In the arguments, Dave alleged some judges were not being allotted sensitive cases. In this, he specifically named Justice Rohinton Nariman, despite protests from the bench that Justice Nariman had been allotted several constitutional cases.
He then argued that Bhushan’s statements merely echoed what four judges had raised in a press conference in January 2018. The judges had drawn attention to the way Chief Justice Misra exercised his powers as the master of the roster, allocating sensitive matters to specific judges.
Dave also pointed to the manner in which the sexual harassment complaint against the Justice Gogoi had been handled. He said that the woman employee was later reinstated by the court, which shows the complaint was true.
He also hit out at the fact that Justice Gogoi then took up a nomination to the Rajya Sabha.
Dave then asked if contempt notices could be issued in all such instances, since they constituted criticism of the judges. He even presented before the bench several tweets commenting on the photograph of Justice Bobde on a motorcycle.
On Wednesday, the 2009 contempt case against Bhushan also came up. The proceedings were taking place over a video conference as the physical courts continue to remain shut due to the Covid-19 pandemic. In what was a surprising development, the bench, during the proceedings, switched off the microphone and decided to talk to Bhushan’s lawyer, Rajeev Dhawan, off camera, over the phone.

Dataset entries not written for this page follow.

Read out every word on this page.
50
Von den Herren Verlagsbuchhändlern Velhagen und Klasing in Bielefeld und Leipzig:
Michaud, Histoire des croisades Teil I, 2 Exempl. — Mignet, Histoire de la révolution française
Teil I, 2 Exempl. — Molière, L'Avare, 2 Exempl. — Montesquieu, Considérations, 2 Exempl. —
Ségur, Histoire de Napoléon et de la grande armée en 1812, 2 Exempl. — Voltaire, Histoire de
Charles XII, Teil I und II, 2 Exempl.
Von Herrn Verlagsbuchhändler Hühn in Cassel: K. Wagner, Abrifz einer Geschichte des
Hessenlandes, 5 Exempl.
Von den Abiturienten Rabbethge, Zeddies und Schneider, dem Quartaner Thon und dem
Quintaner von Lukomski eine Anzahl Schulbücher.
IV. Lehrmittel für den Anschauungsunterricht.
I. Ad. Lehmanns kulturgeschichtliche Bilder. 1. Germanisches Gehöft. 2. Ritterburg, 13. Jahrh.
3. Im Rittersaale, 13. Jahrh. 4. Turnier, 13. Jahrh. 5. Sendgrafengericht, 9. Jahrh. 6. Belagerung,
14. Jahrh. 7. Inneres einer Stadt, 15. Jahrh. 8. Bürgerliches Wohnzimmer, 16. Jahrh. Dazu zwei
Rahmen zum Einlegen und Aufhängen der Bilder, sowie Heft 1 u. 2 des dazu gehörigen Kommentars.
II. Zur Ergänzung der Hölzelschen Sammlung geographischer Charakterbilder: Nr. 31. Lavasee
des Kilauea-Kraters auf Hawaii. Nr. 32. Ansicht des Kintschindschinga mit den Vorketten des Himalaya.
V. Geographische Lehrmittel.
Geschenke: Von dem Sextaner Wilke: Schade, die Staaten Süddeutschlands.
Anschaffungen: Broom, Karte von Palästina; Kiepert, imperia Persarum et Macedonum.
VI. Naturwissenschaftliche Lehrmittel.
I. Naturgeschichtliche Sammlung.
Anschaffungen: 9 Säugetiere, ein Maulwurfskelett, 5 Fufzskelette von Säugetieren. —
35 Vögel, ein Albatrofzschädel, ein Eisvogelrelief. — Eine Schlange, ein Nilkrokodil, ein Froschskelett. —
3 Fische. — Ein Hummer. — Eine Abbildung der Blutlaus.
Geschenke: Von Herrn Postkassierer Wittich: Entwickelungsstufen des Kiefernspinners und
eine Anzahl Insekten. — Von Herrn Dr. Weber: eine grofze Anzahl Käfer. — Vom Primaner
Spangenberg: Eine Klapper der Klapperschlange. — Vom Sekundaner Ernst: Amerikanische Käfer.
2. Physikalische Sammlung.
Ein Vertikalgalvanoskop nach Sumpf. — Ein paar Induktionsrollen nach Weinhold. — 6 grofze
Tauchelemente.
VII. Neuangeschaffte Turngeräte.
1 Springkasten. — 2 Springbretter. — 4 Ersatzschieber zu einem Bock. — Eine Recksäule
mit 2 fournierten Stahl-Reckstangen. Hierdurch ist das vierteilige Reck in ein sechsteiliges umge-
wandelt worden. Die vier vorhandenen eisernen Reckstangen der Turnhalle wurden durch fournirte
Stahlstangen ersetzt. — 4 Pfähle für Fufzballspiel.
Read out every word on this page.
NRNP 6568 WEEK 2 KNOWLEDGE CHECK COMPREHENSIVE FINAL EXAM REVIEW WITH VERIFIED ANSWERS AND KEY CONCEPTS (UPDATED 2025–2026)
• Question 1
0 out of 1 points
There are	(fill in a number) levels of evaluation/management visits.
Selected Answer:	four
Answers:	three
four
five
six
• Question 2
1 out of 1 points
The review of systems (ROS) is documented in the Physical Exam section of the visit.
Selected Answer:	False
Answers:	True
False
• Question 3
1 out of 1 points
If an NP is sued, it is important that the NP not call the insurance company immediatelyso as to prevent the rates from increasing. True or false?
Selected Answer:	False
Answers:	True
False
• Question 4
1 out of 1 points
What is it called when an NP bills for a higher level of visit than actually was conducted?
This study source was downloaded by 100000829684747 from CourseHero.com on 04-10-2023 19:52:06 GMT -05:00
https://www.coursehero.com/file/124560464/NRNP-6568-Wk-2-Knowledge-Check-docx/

Later, the media reported that the bench sought if Bhushan would issue an “explnation/apology” in the case.According to Livelaw, Bhushan refused to tender an apology but said he will provide an explanation on the interview he had given to Tehelka.
When the court reassembled in the afternoon, Justice Mishra said the court may order that any statement of corruption in the judiciary would amount to per se contempt. Dhavan said that such a finding should not be rendered without hearing the parties.
In a media statement on Wednesday after the proceedings, Bhushan regretted the “hurt” the interview may have caused the chief justices and their families. “In my interview with Tehelka in 2009, I used the word corruption in a wide sense,” he added. “I did not mean only financial corruption or deriving any pecuniary advantage. If what I have said caused hurt to any of them or to their families in any way, I regret the same.”
The other party to the case, former Tehelka Editor Tarun Tejpal, has offered an unconditional apology.
What is significant is that the fate of the sealed cover submitted by Shanti Bhushan in the case in 2011 is left hanging as the court has said his petition to implead is not being accepted. Meanwhile, The Wire reported that Bhushan in 2011 had asked the court to refer the question of whether a bona fide comment could be contempt at all to a larger bench, a decision which is yet to be taken.
Orders have been reserved in both the cases. While the court would need to take final view on whether the tweets constitute contempt, in the 2009 case, the court will have to decide whether to accept Bhushan’s expression of regret.
Opening the sealed cover that Shanti Bhushan submitted and making its contents public may very well throw the Supreme Court into another round of controversy, as it involves the reputation of former chief justices of the court.
What was supposed to be a suo motu proceeding against an individual is turning into a much larger case, all because the Supreme Court chose to reanimate something that lay dormant for eight years.